Wed, Oct 19, 2016 - Page 12 News List

Ten-year bond yield posts biggest rise in three years

Bloomberg

Taiwanese government bonds slumped, sending the 10-year yield up by the most since September 2013, on speculation that policymakers would refrain from adding to easing and as concern about an uptick in inflation spurs a global bond selloff.

The yield on Taiwanese sovereign securities due in a decade surged 8 basis points yesterday to 0.9 percent, its steepest climb in three years and the highest close since February, exchange data show.

As recently as August, the debt yielded a record-low 0.625 percent.

Investors in global government bonds have lost 2.8 percent so far this month, a Bloomberg Barclays Index shows, with declines extending after US Federal Reserve Chair Janet Yellen indicated in a speech on Friday a willingness to let US growth run hot. Her remarks pushed a debt-market gauge of inflation expectations to the highest in more than five months.

In Taipei, 10-year bonds are headed for their worst month in three years after the central bank held the policy rate last month following four straight quarters of reductions.

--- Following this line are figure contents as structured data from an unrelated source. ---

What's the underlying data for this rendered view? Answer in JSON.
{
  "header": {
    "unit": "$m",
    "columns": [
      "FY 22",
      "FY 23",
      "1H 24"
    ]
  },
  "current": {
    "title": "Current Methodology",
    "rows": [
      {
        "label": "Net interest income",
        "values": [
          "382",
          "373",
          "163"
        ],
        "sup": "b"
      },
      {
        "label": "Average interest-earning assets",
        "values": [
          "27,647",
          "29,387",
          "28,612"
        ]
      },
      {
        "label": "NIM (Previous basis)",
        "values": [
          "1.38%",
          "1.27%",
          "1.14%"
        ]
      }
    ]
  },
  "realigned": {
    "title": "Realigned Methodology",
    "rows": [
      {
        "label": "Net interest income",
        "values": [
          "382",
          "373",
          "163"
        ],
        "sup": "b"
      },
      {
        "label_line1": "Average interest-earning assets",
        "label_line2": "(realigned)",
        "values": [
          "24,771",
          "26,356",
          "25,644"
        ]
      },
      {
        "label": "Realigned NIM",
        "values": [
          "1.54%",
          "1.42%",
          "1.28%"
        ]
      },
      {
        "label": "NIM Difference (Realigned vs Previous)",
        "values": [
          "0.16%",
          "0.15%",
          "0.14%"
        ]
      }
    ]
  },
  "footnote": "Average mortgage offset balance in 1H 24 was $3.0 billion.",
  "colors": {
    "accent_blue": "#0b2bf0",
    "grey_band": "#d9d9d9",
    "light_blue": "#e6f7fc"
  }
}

“Taiwan won’t cut rates any more, so the market is correcting the excessive drop in yields earlier,” said Tobby Lin, a fixed-income trader at Yuanta Securities Co (元大證券) in Taipei.

“Traders are facing stop-loss pressure,” and are bearish ahead of a sale of five-year bonds later this week, he added.

The Ministry of Finance missed its target at a sale of two-year notes last week as investors asked for higher yields than the government was prepared to offer.

The yield on 2021 notes yesterday jumped 4 basis points to 0.64 percent — the highest since December.

Global yields have surged this month as the odds of a interest-rate hike this year implied by Fed fund futures climbed to 66 percent.

The central bank held its key rate last month, citing an improving outlook for exports and limits to the effectiveness of easing.

Taiwan is to sell NT$30 billion (US$947.3 million) of five-year bonds tomorrow.

“Traders have been waiting to stop their losses, but every day the yield has been going up,” Lin said. “Recent auction results have been poor, so perhaps people are thinking if they don’t sell now, it’ll be harder after Thursday’s sale.”